Tray Woodall, D'Vauntes Smith-Rivera

Pitt humiliates No. 19 Georgetown, responds after disappointing start


WASHINGTON, D.C. – Pitt never went home after their loss to Rutgers in New Jersey on Saturday night, instead opting to head directly to DC, a region five players spent their high school careers.

The 67-62 loss, which required a second half rally form 14 points down just to make the score respectable, dropped the Panthers to 0-2 in the Big East, a bad omen given their lack of non-conference schedule strength and the 0-7 start Pitt had to league play a season ago.

And since allowing a roster full of college kids to have a couple days worth of down time with their high school buddies isn’t exactly the best way to rejuvenate focus for one of the season’s most important games, you can understand why Jamie Dixon and his staff went back and forth on whether or not to stay in DC.

“We were there for so long,” Dixon said after Pitt’s 73-45 mollywhopping of Georgetown, the worst home loss the Hoyas have suffered since the 1971-72 season. “Yesterday, I wasn’t feeling good about the decision. Today? I’m feeling pretty good.”

And he should be.

All of the Panthers should be.

Because they played their best basketball of the year in the season’s most important game to date.

Pitt couldn’t afford another loss to kick off their Big East schedule, not when their best wins prior to the start of league play were Lehigh and Detroit; not when their Big East opener involved blowing a lead at home to Cincinnati, which happens to be the only game that the Bearcats have won in their last four; not when they were coming off of an embarrassing loss to a Rutgers team that is improving but still a long way relevant; not when the sting of a 5-13 Big East season and a trip to the CBI was still fresh in the minds of the players in the Pitt program.

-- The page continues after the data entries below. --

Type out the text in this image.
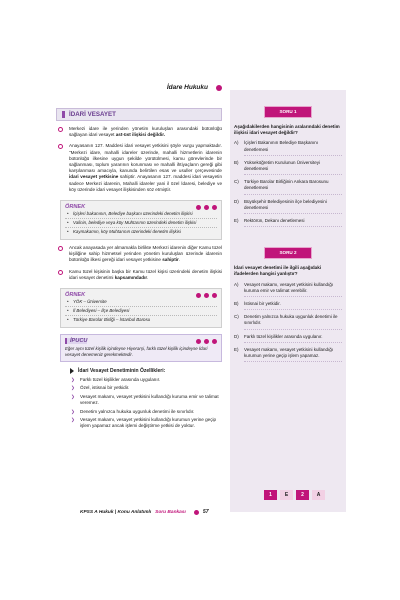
İdare Hukuku
İDARİ VESAYET
Merkezi idare ile yerinden yönetim kuruluşları arasındaki bütünlüğü sağlayan idari vesayet ast-üst ilişkisi değildir.
Anayasanın 127. Maddesi idari vesayet yetkisini şöyle vurgu yapmaktadır. "Merkezi idare, mahalli idareler üzerinde, mahalli hizmetlerin idarenin bütünlüğü ilkesine uygun şekilde yürütülmesi, kamu görevlerinde bir sağlanması, toplum yararının korunması ve mahalli ihtiyaçların gereği gibi karşılanması amacıyla, kanunda belirtilen esas ve usuller çerçevesinde idari vesayet yetkisine sahiptir. Anayasanın 127. maddesi idari vesayetin sadece Merkezi idarenin, Mahalli idareler yani il özel İdaresi, belediye ve köy üzerinde idari vesayet ilişkisinden söz etmiştir.
ÖRNEK
• İçişleri bakanının, Belediye başkanı üzerindeki denetim ilişkisi
• Valinin, belediye veya köy Muhtarının üzerindeki denetim ilişkisi
• Kaymakamın, köy Muhtarının üzerindeki denetim ilişkisi
Ancak anayasada yer almamakla birlikte Merkezi idarenin diğer Kamu tüzel kişiliğine sahip hizmetsel yerinden yönetim kuruluşları üzerinde idarenin bütünlüğü ilkesi gereği idari vesayet yetkisine sahiptir.
Kamu tüzel kişisinin başka bir Kamu tüzel kişisi üzerindeki denetim ilişkisi idari vesayet denetimi kapsamındadır.
ÖRNEK
• YÖK – Üniversite
• İl Belediyesi – İlçe Belediyesi
• Türkiye Barolar Birliği – İstanbul Barosu
İPUCU
Eğer aynı tüzel kişilik içindeyse Hiyerarşi, farklı tüzel kişilik içindeyse İdari vesayet denemeniz gerekmektedir.
İdari Vesayet Denetiminin Özellikleri:
❯ Farklı tüzel kişilikler arasında uygulanır.
❯ Özel, istisnai bir yetkidir.
❯ Vesayet makamı, vesayet yetkisini kullandığı kuruma emir ve talimat veremez.
❯ Denetim yalnızca hukuka uygunluk denetimi ile sınırlıdır.
❯ Vesayet makamı, vesayet yetkisini kullandığı kurumun yerine geçip işlem yapamaz ancak işlemi değiştirme yetkisi de yoktur.
KPSS A Hukuk | Konu Anlatımlı Soru Bankası	57
SORU 1
Aşağıdakilerden hangisinin aralarındaki denetim ilişkisi idari vesayet değildir?
A)	İçişleri Bakanının Belediye Başkanını denetlemesi
B)	Yükseköğretim Kurulunun Üniversiteyi denetlemesi
C)	Türkiye Barolar Birliğinin Ankara Barosunu denetlemesi
D)	Büyükşehir Belediyesinin ilçe belediyesini denetlemesi
E)	Rektörün, Dekanı denetlemesi
SORU 2
İdari vesayet denetimi ile ilgili aşağıdaki ifadelerden hangisi yanlıştır?
A)	Vesayet makamı, vesayet yetkisini kullandığı kuruma emir ve talimat verebilir.
B)	İstisnai bir yetkidir.
C)	Denetim yalnızca hukuka uygunluk denetimi ile sınırlıdır.
D)	Farklı tüzel kişilikler arasında uygulanır.
E)	Vesayet makamı, vesayet yetkisini kullandığı kurumun yerine geçip işlem yapamaz.
1	E	2	A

“We let the first one, two games get away from us. Two teams that we think we should have beaten,” senior point guard Tray Woodall said after the game. “But there’s no panic. We just know that we had to come out and get this win. This road trip, two games, we wanted to make sure we go home with at least one win.”

The difference for the Panthers, according to Woodall, came on the defensive end of the floor, where they “wanted to come out and be the aggressor.” Cut down open looks on the perimeter, pressure ball-handlers in the half court and attack the defensive glass. Pitt did just that, as Georgetown — an admittedly awful offensive team right now — never got into anything close to a rhythm on that end of the floor.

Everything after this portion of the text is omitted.